In comparison, previous studies show that only 1.5% of adult hospitals have comprehensive EHR, and just 7.6% have minimal systems.

With regard to the children's hospitals in this study, financial reasons were most often cited for a lack of EHR.

"The 2 most common barriers to EHR adoption identified by children's hospitals were inadequate capital for purchase and maintenance cost," the authors write. "Correspondingly, the most frequently cited facilitators were reimbursement for EHR use and financial incentives for implementation."

The investigators noted several limitations to their study, as listed:

  • responding institutions were primarily teaching hospitals, which are already likely to have more EHR capabilities;

  • there was no determination of EHR system effectiveness; and

  • the study's power was decreased because of a dearth of children's hospitals in the United States and the small incidence of EHRs within those that exist.

The federal government is pushing expansion of EHR systems in adult and children's medical facilities, but state budget-cutting may interfere with that effort.

"Furthermore, cuts by state governments to Medicaid and the state Children's Health Insurance Program, both vital funding sources for children's hospitals, threaten to offset federal incentives for EHR implementation," the authors write. "As we devote efforts and invest financial resources toward expanding use of EHR systems, we must ensure that children's hospitals, and the patients they care for, are not left behind."

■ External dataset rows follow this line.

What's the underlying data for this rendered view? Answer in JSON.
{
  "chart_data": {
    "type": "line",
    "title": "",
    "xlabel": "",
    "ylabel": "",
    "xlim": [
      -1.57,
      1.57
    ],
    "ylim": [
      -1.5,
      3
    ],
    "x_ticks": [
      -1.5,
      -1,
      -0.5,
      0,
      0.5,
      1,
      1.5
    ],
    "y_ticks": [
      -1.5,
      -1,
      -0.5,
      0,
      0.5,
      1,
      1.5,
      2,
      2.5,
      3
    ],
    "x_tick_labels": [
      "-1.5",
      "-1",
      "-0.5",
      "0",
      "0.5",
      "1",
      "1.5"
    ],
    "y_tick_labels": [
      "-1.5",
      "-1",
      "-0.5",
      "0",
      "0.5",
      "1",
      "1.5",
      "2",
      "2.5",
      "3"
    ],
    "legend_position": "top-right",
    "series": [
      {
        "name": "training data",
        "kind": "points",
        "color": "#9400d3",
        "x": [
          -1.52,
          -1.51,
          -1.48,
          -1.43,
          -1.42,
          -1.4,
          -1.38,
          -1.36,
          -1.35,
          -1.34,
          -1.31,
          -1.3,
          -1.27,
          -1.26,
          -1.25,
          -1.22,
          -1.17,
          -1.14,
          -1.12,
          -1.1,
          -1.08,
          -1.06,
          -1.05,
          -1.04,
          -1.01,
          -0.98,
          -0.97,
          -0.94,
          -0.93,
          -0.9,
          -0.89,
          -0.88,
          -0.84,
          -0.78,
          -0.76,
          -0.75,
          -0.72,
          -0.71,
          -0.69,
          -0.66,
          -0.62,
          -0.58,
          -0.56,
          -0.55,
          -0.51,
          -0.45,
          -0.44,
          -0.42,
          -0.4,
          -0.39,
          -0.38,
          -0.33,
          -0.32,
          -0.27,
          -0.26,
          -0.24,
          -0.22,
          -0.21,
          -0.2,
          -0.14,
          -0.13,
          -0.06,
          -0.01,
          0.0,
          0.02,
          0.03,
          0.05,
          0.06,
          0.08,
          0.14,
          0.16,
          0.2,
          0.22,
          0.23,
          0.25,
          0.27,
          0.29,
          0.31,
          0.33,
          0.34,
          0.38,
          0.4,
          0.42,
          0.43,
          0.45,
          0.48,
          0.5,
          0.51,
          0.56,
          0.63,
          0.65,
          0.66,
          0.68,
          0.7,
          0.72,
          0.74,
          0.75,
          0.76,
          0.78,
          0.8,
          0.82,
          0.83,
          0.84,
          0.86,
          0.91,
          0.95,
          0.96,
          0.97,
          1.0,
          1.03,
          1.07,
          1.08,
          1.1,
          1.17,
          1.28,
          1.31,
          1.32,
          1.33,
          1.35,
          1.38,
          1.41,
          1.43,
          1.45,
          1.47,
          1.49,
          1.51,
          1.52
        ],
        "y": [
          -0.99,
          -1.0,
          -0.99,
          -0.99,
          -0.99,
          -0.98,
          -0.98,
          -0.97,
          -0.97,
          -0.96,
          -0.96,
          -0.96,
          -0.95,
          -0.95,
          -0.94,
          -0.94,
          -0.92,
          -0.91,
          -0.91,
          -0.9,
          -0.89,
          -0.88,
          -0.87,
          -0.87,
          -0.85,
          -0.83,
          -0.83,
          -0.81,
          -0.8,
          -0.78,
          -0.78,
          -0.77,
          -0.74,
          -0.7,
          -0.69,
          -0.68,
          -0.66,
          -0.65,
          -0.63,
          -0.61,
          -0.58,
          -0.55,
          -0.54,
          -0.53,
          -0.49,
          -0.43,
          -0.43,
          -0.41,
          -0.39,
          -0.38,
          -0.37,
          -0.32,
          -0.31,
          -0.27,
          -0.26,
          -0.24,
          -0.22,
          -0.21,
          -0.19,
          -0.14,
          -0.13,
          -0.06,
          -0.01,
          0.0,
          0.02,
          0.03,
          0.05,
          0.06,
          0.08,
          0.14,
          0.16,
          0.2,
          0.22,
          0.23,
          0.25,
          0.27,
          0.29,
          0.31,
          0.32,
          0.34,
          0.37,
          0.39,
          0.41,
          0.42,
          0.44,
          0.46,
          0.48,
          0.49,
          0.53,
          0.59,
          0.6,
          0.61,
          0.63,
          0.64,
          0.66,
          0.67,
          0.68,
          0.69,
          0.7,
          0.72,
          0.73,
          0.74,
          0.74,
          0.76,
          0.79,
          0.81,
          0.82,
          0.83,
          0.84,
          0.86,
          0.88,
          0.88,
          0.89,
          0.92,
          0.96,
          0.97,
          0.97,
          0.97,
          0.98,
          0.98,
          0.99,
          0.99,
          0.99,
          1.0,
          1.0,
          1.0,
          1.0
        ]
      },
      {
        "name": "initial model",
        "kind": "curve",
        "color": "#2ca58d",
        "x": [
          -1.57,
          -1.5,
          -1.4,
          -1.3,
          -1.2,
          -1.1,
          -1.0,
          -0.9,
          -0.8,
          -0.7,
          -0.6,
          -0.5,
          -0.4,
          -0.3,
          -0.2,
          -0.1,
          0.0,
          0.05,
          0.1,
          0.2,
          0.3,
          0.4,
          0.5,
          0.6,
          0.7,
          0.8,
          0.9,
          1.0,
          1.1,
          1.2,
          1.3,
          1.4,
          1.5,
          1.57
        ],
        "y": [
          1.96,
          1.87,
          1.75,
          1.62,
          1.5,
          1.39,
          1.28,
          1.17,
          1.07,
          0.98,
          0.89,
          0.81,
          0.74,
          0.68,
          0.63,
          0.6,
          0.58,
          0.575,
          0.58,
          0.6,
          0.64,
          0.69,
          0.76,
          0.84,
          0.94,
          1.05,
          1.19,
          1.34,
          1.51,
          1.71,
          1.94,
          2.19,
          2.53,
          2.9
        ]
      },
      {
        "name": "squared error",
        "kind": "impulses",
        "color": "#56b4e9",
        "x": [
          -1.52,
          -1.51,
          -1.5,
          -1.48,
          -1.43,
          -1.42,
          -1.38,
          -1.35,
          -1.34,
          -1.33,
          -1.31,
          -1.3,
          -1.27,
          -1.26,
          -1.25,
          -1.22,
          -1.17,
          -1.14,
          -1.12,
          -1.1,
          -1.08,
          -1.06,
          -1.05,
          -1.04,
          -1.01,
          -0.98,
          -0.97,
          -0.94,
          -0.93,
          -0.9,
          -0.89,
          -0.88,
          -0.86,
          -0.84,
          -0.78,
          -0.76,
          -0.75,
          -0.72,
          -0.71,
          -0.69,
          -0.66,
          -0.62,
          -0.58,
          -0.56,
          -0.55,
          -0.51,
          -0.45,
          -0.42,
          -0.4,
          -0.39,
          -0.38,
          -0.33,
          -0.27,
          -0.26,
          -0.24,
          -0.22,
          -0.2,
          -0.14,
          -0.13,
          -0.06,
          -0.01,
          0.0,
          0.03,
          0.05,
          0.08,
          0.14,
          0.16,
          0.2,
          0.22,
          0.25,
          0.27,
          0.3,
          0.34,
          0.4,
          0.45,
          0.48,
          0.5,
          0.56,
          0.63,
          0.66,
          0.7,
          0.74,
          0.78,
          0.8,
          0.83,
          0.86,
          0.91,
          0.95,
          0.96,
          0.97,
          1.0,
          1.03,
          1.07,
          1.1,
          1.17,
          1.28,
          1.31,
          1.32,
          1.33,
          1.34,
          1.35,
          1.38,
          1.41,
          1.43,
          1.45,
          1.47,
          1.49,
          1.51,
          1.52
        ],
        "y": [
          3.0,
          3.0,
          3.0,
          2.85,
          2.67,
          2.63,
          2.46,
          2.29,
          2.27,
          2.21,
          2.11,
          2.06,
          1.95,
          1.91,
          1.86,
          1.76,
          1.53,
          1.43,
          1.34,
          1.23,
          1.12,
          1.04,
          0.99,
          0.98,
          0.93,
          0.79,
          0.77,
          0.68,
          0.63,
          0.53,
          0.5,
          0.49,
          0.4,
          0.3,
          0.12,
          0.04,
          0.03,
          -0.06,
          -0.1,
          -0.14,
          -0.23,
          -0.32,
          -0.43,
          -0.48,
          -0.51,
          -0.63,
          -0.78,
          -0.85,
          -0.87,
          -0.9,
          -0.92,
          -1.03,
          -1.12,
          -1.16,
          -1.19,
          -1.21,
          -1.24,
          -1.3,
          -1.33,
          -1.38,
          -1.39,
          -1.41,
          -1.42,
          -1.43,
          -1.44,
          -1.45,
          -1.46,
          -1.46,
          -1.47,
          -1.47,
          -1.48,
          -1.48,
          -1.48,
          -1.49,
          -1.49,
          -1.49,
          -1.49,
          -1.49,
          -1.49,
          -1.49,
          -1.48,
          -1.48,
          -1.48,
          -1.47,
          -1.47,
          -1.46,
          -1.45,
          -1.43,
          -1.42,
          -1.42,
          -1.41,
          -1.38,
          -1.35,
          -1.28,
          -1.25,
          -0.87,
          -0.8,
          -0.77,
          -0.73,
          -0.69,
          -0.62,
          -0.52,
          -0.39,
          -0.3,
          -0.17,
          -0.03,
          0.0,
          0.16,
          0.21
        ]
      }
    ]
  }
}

Harvard Medical School, Harvard Pilgrim Health Care, the Department of Health and Human Services, and the Robert Wood Johnson Foundation supported the study. Dr. Ashish Jha has received consulting fees from UpToDate, Inc, and serves on the Scientific Advisory Board for the Humedica company. The other study authors have disclosed no relevant financial relationships.

Arch Pediatr Adolesc Med. 2010;164(12):1145-1151.